R. The United States, as happened last year, could at any moment disengage from the conflict, and President Trump could declare victory by arguing that he has eliminated many key leaders, degraded the country’s military capabilities, and once again destroyed its nuclear program. But it would be a very fragile victory narrative if the Strait of Hormuz remains closed, if the fate of the nuclear stockpile is not addressed, and if the regime remains in power.

Iran may decide to keep maritime trade closed until it extracts concessions from the Trump administration. Therefore, what began as a war of choice for President Trump is now becoming a war of necessity, because it will be very difficult for him to end this war unilaterally without reopening trade.

And there are no good options for opening the strait. Either he deploys ground troops, exposing them to grave risks; or he attacks Iranian infrastructure, as he has threatened, which could provoke retaliation and leave the entire region in utter devastation from which it would take years to recover.

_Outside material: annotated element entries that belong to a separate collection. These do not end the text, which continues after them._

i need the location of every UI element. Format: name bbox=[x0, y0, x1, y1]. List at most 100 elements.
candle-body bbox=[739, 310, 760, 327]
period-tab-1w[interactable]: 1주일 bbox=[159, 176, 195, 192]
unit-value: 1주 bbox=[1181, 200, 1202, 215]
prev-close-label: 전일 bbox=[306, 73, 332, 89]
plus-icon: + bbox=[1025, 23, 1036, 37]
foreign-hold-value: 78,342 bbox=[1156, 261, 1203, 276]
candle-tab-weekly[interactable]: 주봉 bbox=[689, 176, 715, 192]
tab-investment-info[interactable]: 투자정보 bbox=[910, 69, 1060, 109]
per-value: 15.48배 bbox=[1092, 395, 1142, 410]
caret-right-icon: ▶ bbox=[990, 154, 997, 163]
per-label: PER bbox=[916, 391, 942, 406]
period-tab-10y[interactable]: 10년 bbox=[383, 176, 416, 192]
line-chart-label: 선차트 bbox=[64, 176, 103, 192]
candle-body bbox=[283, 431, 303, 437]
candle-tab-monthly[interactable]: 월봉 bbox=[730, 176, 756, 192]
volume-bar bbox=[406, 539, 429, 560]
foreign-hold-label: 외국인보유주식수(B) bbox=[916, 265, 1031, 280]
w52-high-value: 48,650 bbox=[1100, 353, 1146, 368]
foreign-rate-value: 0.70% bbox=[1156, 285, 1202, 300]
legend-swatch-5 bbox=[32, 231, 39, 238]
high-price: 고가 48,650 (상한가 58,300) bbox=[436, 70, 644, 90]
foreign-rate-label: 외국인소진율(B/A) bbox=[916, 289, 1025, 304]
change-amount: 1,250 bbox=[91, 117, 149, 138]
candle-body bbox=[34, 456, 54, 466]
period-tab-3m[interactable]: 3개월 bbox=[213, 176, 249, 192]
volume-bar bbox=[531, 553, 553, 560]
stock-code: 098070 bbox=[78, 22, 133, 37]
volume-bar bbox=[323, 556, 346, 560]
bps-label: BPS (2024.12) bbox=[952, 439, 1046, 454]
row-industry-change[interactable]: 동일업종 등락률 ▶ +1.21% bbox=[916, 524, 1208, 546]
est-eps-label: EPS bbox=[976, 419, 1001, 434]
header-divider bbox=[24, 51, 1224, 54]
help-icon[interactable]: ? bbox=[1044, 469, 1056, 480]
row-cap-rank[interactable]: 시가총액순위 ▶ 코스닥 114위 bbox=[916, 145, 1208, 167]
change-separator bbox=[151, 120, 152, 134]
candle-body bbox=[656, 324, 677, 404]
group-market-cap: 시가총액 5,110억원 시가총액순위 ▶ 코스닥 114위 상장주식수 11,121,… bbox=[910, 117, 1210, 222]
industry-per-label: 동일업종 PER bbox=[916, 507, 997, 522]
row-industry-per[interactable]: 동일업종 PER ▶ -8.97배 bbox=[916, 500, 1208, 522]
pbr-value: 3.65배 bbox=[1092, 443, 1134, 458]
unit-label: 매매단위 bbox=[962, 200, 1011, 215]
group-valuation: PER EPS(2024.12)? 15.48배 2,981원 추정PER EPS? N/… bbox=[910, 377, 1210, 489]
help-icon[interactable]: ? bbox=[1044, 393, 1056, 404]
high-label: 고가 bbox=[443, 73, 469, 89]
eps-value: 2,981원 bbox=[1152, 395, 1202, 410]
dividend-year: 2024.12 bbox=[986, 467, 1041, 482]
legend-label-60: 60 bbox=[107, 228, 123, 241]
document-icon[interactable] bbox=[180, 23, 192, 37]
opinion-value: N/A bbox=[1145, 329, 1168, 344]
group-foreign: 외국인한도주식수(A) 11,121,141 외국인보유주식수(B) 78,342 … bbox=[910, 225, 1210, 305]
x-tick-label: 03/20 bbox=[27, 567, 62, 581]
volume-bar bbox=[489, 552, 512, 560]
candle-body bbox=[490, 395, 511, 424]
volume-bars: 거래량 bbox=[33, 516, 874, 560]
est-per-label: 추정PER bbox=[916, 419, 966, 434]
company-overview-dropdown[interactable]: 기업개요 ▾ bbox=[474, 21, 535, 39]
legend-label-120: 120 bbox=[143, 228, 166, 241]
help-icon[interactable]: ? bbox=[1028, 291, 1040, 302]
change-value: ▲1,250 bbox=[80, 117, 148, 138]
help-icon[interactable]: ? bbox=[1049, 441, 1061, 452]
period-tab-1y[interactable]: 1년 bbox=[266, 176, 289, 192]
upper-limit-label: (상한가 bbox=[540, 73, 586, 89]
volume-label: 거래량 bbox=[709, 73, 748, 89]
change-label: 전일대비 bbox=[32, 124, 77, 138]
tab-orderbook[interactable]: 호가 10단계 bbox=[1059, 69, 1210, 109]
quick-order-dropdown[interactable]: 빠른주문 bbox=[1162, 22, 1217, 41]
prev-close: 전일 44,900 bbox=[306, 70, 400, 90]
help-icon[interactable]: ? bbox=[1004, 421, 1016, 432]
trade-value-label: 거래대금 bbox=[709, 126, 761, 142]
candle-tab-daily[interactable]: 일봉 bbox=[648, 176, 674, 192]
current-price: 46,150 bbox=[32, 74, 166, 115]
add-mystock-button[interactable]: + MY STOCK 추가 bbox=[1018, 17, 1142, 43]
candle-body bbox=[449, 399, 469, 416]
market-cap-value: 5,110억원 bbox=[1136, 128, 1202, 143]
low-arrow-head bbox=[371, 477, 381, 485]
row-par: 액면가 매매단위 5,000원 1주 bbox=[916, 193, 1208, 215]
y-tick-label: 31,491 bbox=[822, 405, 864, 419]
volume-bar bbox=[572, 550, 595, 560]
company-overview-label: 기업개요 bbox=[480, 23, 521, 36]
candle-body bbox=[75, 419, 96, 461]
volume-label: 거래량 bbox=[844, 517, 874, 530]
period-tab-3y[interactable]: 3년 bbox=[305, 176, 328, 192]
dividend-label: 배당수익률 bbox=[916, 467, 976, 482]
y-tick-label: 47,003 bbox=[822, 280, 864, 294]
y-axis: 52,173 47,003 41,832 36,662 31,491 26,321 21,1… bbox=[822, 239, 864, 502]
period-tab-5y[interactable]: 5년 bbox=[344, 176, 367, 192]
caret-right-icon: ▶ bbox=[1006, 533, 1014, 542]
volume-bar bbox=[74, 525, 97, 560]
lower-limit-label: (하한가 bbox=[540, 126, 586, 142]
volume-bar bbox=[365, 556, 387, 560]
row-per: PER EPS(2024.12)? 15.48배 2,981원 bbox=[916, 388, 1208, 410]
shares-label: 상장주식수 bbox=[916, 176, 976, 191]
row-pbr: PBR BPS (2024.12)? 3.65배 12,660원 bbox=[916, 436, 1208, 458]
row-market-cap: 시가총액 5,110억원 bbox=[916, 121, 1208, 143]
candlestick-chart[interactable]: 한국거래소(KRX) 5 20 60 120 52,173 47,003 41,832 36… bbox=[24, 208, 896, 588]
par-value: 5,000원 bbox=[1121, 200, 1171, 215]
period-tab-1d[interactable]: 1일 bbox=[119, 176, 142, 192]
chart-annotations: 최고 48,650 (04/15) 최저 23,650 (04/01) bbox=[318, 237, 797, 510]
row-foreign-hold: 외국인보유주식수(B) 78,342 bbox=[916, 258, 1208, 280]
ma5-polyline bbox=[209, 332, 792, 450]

In the process, it would trigger a global economic collapse. Trump has started a war he now cannot end.

Q. What were the United States and Israel seeking with the war?

A. Trump is always tempted to make history and be the first president to take actions that others have refrained from out of prudence. I believe he was influenced by hawkish voices around him and in Israel that led him to believe he could change the map of the Middle East forever and resolve the long-standing conflict between Iran and the United States. He entered this war with a lot of wishful thinking. When the U.S. Military warned him about the risks of closing the Strait of Hormuz, he responded that Iran would capitulate before it came to that.

Israel wants to see the collapse of the Iranian state. But a failed state in Iran will also have serious consequences for Israel, because it breeds radicalization and resentment that could backfire. Furthermore, the other countries in the region, which are extremely angry with Iran for attacking them during this war, will also be uneasy about Israel being the dominant, unrivaled power in the region.